Company Description
For More Open Positions Visit us at:
http://recruiting.woongjininc.com/
Our Mission
WOONGJIN INC. is a rapidly growing team who provides a range of unique, exceptional, and enhanced services to our clients. We have a strong moral code that includes the service of goodness without expectations of reward. We are motivated by the sense of responsibility and servant leadership.
Job Description
We're seeking a skilled engineer to lead the development of cutting-edge RAG applications using state-of-the-art LLM technologies. The ideal candidate will have a strong background in AI and NLP, with hands-on experience in building and optimizing LLM-based systems. This role requires expertise in integrating LLM solutions via APIs with both third-party tools and in-house applications. Experience with AWS Bedrock is highly valued, and familiarity with microservices architecture in cloud environments is a significant plus.
Primary Responsibilities:
- Design and implement RAG (Retrieval-Augmented Generation) systems
- Integrate and optimize Large Language Models (LLMs) via APIs
- Develop efficient information retrieval and extraction systems
- Build and manage databases and vector stores
- Apply Natural Language Processing (NLP) techniques
- Monitor performance and continuously improve systems
- Integrate LLM solutions with other third-party tools and in-house applications
- Design and implement APIs for seamless integration of LLM capabilities
Salary: 100K-110K a year
Qualifications
Requirements:
- Bachelor's degree or higher in Computer Science, Artificial Intelligence, or related field (Master's preferred)
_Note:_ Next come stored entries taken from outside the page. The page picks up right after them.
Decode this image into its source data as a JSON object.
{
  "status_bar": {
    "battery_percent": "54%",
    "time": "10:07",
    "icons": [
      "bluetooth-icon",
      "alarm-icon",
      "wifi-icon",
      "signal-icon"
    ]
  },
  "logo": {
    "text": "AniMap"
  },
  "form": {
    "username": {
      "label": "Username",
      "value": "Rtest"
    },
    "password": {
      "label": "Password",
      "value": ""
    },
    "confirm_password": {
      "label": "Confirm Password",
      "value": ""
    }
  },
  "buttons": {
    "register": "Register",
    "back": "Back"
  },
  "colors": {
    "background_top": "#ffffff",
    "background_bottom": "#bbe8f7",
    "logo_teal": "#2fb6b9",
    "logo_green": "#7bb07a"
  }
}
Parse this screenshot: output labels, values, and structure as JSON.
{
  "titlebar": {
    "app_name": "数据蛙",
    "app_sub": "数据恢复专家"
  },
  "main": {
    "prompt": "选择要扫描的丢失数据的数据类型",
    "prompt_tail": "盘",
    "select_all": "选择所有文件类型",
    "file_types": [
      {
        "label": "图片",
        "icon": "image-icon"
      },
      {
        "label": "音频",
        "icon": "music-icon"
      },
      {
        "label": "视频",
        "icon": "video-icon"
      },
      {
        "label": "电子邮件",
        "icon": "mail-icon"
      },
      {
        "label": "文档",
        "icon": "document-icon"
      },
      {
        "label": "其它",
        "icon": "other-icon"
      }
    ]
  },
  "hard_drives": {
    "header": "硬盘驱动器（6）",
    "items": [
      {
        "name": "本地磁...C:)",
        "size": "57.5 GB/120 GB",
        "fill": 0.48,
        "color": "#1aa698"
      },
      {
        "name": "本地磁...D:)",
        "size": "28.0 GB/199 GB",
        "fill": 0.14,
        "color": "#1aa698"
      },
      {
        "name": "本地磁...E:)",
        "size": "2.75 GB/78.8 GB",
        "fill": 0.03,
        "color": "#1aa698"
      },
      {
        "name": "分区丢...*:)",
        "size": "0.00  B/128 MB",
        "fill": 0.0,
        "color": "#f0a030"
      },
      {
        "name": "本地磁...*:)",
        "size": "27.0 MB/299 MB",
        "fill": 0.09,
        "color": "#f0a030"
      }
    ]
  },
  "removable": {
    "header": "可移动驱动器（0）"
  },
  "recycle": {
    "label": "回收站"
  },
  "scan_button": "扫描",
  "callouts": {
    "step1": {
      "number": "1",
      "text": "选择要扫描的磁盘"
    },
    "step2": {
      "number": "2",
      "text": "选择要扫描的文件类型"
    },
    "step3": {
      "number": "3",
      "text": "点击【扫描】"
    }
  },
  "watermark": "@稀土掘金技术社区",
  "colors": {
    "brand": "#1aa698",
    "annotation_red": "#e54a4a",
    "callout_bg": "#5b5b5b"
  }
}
- Proficiency in Python programming
- Deep understanding of LLMs, RAG systems, and API integration
- Experience with NLP and machine learning
- Strong skills in database and API development
- Knowledge of distributed systems and cloud computing
- Expertise in integrating AI models with various software solutions
Preferred Qualifications:
- Contributions to open-source LLM projects
- Experience building AI systems in large-scale production environments
- Experience with vector databases (e.g., Pinecone, Faiss)
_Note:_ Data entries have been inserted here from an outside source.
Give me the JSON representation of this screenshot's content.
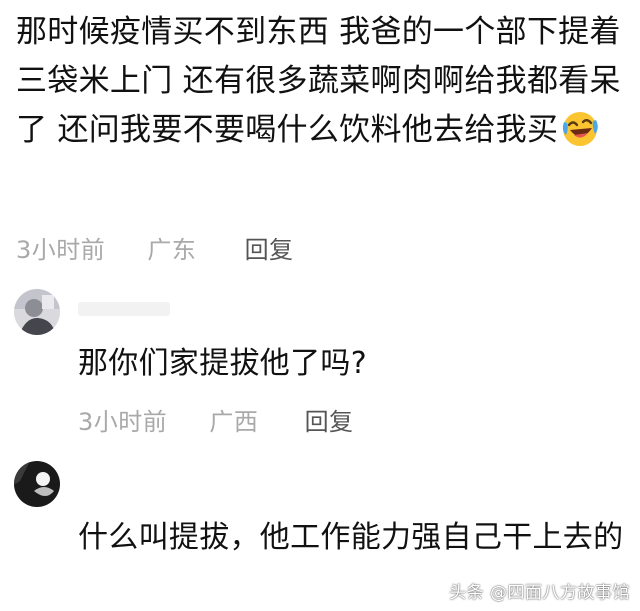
{
  "main_comment": {
    "text": "那时候疫情买不到东西 我爸的一个部下提着三袋米上门 还有很多蔬菜啊肉啊给我都看呆了 还问我要不要喝什么饮料他去给我买",
    "emoji": "laughing-with-tears-emoji",
    "time": "3小时前",
    "location": "广东",
    "reply_label": "回复"
  },
  "replies": [
    {
      "text": "那你们家提拔他了吗?",
      "time": "3小时前",
      "location": "广西",
      "reply_label": "回复"
    },
    {
      "text": "什么叫提拔，他工作能力强自己干上去的"
    }
  ],
  "watermark": "头条 @四面八方故事馆",
  "colors": {
    "text": "#111111",
    "meta": "#a9a9a9",
    "reply_link": "#555555",
    "emoji_face": "#fbc531"
  }
}
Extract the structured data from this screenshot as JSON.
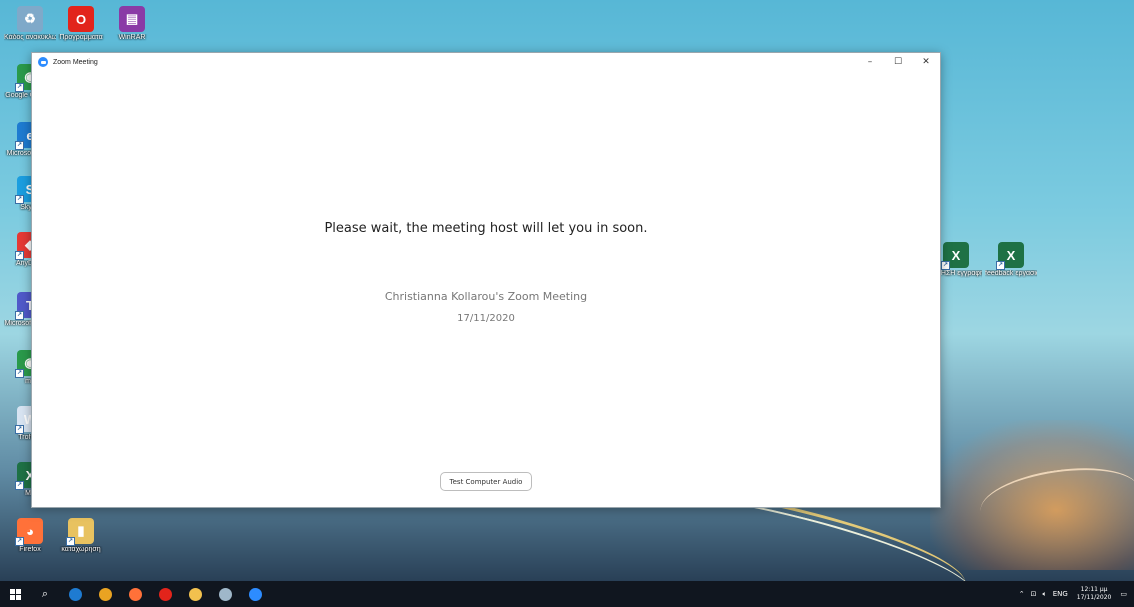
{
  "window": {
    "title": "Zoom Meeting",
    "minimize": "–",
    "maximize": "☐",
    "close": "✕"
  },
  "content": {
    "wait_message": "Please wait, the meeting host will let you in soon.",
    "meeting_name": "Christianna Kollarou's Zoom Meeting",
    "meeting_date": "17/11/2020",
    "audio_button": "Test Computer Audio"
  },
  "desktop": {
    "icons": [
      {
        "label": "Κάδος ανακύκλωσης",
        "icon": "recycle-bin-icon",
        "color": "#7fa9c9",
        "glyph": "♻"
      },
      {
        "label": "Προγράμματα",
        "icon": "opera-icon",
        "color": "#e2241b",
        "glyph": "O"
      },
      {
        "label": "WinRAR",
        "icon": "winrar-icon",
        "color": "#8a3aa6",
        "glyph": "▤"
      },
      {
        "label": "Google Chrome",
        "icon": "chrome-icon",
        "color": "#2a9a4b",
        "glyph": "◉"
      },
      {
        "label": "Microsoft Edge",
        "icon": "edge-icon",
        "color": "#1e7bd1",
        "glyph": "e"
      },
      {
        "label": "Skype",
        "icon": "skype-icon",
        "color": "#1b9ee0",
        "glyph": "S"
      },
      {
        "label": "AnyDesk",
        "icon": "anydesk-icon",
        "color": "#e53935",
        "glyph": "◆"
      },
      {
        "label": "Microsoft Teams",
        "icon": "teams-icon",
        "color": "#5059c9",
        "glyph": "T"
      },
      {
        "label": "ma",
        "icon": "chrome-icon",
        "color": "#2a9a4b",
        "glyph": "◉"
      },
      {
        "label": "Trofima",
        "icon": "word-doc-icon",
        "color": "#d8e4f2",
        "glyph": "W"
      },
      {
        "label": "Mn",
        "icon": "excel-icon",
        "color": "#1e7145",
        "glyph": "X"
      },
      {
        "label": "Firefox",
        "icon": "firefox-icon",
        "color": "#ff7139",
        "glyph": "◕"
      },
      {
        "label": "καταχώρηση",
        "icon": "folder-icon",
        "color": "#e8c260",
        "glyph": "▮"
      },
      {
        "label": "ΑΙΤΗΣΗ εγγραφής",
        "icon": "excel-icon",
        "color": "#1e7145",
        "glyph": "X"
      },
      {
        "label": "feedback εργασιών",
        "icon": "excel-icon",
        "color": "#1e7145",
        "glyph": "X"
      }
    ]
  },
  "taskbar": {
    "search_glyph": "⌕",
    "apps": [
      {
        "icon": "edge-icon",
        "color": "#1e7bd1"
      },
      {
        "icon": "chrome-icon",
        "color": "#e9a322"
      },
      {
        "icon": "firefox-icon",
        "color": "#ff7139"
      },
      {
        "icon": "opera-icon",
        "color": "#e2241b"
      },
      {
        "icon": "file-explorer-icon",
        "color": "#f2c14e"
      },
      {
        "icon": "paint-icon",
        "color": "#9fb7c9"
      },
      {
        "icon": "zoom-icon",
        "color": "#2d8cff"
      }
    ],
    "tray": {
      "language": "ENG",
      "time": "12:11 μμ",
      "date": "17/11/2020"
    }
  }
}
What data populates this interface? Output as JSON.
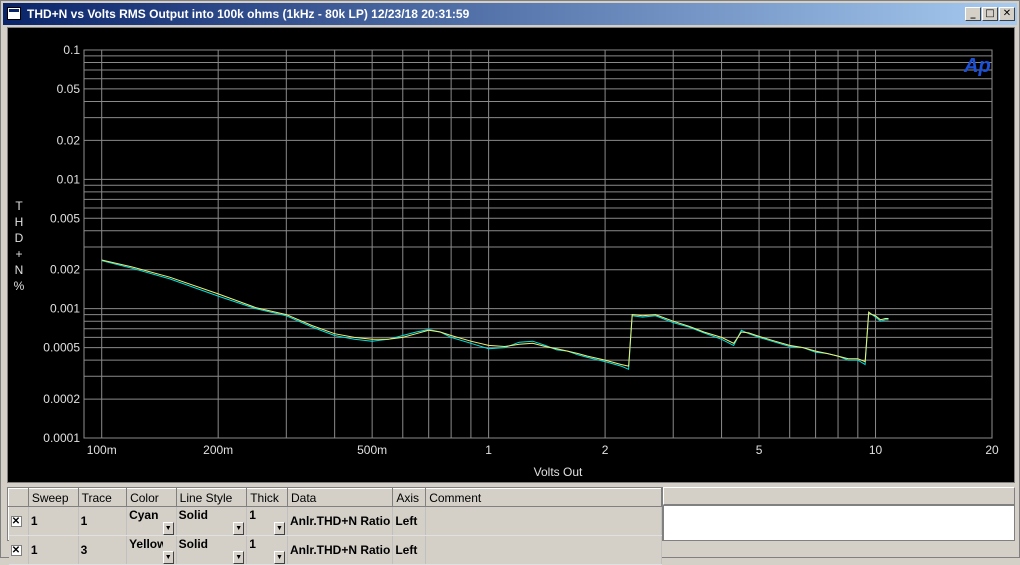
{
  "window": {
    "title": "THD+N vs Volts RMS Output into 100k ohms (1kHz - 80k LP)  12/23/18 20:31:59",
    "minimize_glyph": "_",
    "maximize_glyph": "□",
    "close_glyph": "✕"
  },
  "logo": "Ap",
  "chart_data": {
    "type": "line",
    "xlabel": "Volts Out",
    "ylabel": "THD+N %",
    "ylabel_letters": [
      "T",
      "H",
      "D",
      "+",
      "N",
      "%"
    ],
    "xscale": "log",
    "yscale": "log",
    "xlim": [
      0.09,
      20
    ],
    "ylim": [
      0.0001,
      0.1
    ],
    "grid": true,
    "xticks": [
      {
        "v": 0.1,
        "label": "100m"
      },
      {
        "v": 0.2,
        "label": "200m"
      },
      {
        "v": 0.5,
        "label": "500m"
      },
      {
        "v": 1,
        "label": "1"
      },
      {
        "v": 2,
        "label": "2"
      },
      {
        "v": 5,
        "label": "5"
      },
      {
        "v": 10,
        "label": "10"
      },
      {
        "v": 20,
        "label": "20"
      }
    ],
    "yticks": [
      {
        "v": 0.1,
        "label": "0.1"
      },
      {
        "v": 0.05,
        "label": "0.05"
      },
      {
        "v": 0.02,
        "label": "0.02"
      },
      {
        "v": 0.01,
        "label": "0.01"
      },
      {
        "v": 0.005,
        "label": "0.005"
      },
      {
        "v": 0.002,
        "label": "0.002"
      },
      {
        "v": 0.001,
        "label": "0.001"
      },
      {
        "v": 0.0005,
        "label": "0.0005"
      },
      {
        "v": 0.0002,
        "label": "0.0002"
      },
      {
        "v": 0.0001,
        "label": "0.0001"
      }
    ],
    "series": [
      {
        "color": "#00e0e0",
        "x": [
          0.1,
          0.12,
          0.15,
          0.2,
          0.25,
          0.3,
          0.35,
          0.4,
          0.45,
          0.5,
          0.55,
          0.6,
          0.65,
          0.7,
          0.75,
          0.8,
          0.9,
          1.0,
          1.1,
          1.2,
          1.3,
          1.4,
          1.5,
          1.6,
          1.7,
          1.8,
          2.0,
          2.2,
          2.3,
          2.35,
          2.5,
          2.7,
          3.0,
          3.3,
          3.6,
          4.0,
          4.3,
          4.5,
          4.7,
          5.0,
          5.5,
          6.0,
          6.5,
          7.0,
          7.5,
          8.0,
          8.5,
          9.0,
          9.4,
          9.6,
          9.8,
          10.0,
          10.3,
          10.6,
          10.8
        ],
        "y": [
          0.00235,
          0.00205,
          0.0017,
          0.00125,
          0.001,
          0.00088,
          0.00072,
          0.00062,
          0.00058,
          0.00056,
          0.00058,
          0.00062,
          0.00066,
          0.00069,
          0.00066,
          0.0006,
          0.00054,
          0.00049,
          0.0005,
          0.00055,
          0.00056,
          0.00052,
          0.00048,
          0.00047,
          0.00044,
          0.00042,
          0.00039,
          0.00036,
          0.00034,
          0.00088,
          0.00086,
          0.00088,
          0.00078,
          0.00072,
          0.00065,
          0.00058,
          0.00052,
          0.00068,
          0.00064,
          0.0006,
          0.00055,
          0.00051,
          0.0005,
          0.00046,
          0.00045,
          0.00043,
          0.0004,
          0.0004,
          0.00037,
          0.00092,
          0.0009,
          0.00086,
          0.0008,
          0.00082,
          0.00082
        ]
      },
      {
        "color": "#f0f070",
        "x": [
          0.1,
          0.12,
          0.15,
          0.2,
          0.25,
          0.3,
          0.35,
          0.4,
          0.45,
          0.5,
          0.55,
          0.6,
          0.65,
          0.7,
          0.75,
          0.8,
          0.9,
          1.0,
          1.1,
          1.2,
          1.3,
          1.4,
          1.5,
          1.6,
          1.7,
          1.8,
          2.0,
          2.2,
          2.3,
          2.35,
          2.5,
          2.7,
          3.0,
          3.3,
          3.6,
          4.0,
          4.3,
          4.5,
          4.7,
          5.0,
          5.5,
          6.0,
          6.5,
          7.0,
          7.5,
          8.0,
          8.5,
          9.0,
          9.4,
          9.6,
          9.8,
          10.0,
          10.3,
          10.6,
          10.8
        ],
        "y": [
          0.00238,
          0.0021,
          0.00175,
          0.0013,
          0.00102,
          0.0009,
          0.00074,
          0.00064,
          0.0006,
          0.00058,
          0.00058,
          0.0006,
          0.00064,
          0.00068,
          0.00066,
          0.00062,
          0.00056,
          0.00052,
          0.00051,
          0.00053,
          0.00054,
          0.00051,
          0.00049,
          0.00047,
          0.00045,
          0.00043,
          0.0004,
          0.00037,
          0.00036,
          0.0009,
          0.00088,
          0.0009,
          0.0008,
          0.00073,
          0.00066,
          0.0006,
          0.00054,
          0.00066,
          0.00065,
          0.00061,
          0.00056,
          0.00052,
          0.0005,
          0.00047,
          0.00045,
          0.00043,
          0.00041,
          0.00041,
          0.00039,
          0.00094,
          0.0009,
          0.00088,
          0.00082,
          0.00084,
          0.00084
        ]
      }
    ]
  },
  "table": {
    "headers": [
      "Sweep",
      "Trace",
      "Color",
      "Line Style",
      "Thick",
      "Data",
      "Axis",
      "Comment"
    ],
    "check_glyph": "✕",
    "dd_glyph": "▼",
    "rows": [
      {
        "sweep": "1",
        "trace": "1",
        "color": "Cyan",
        "style": "Solid",
        "thick": "1",
        "data": "Anlr.THD+N Ratio",
        "axis": "Left",
        "comment": ""
      },
      {
        "sweep": "1",
        "trace": "3",
        "color": "Yellow",
        "style": "Solid",
        "thick": "1",
        "data": "Anlr.THD+N Ratio",
        "axis": "Left",
        "comment": ""
      }
    ]
  }
}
- Proficiency with relevant libraries such as Transformers, Hugging Face
- Experience with AWS Bedrock for AI/ML model deployment and management
- Experience with microservices architecture (MSA) in cloud environments
- Familiarity with LLM API providers (e.g., OpenAI, Anthropic, Cohere)
Additional Information
All your information will be kept confidential according to EEO guidelines.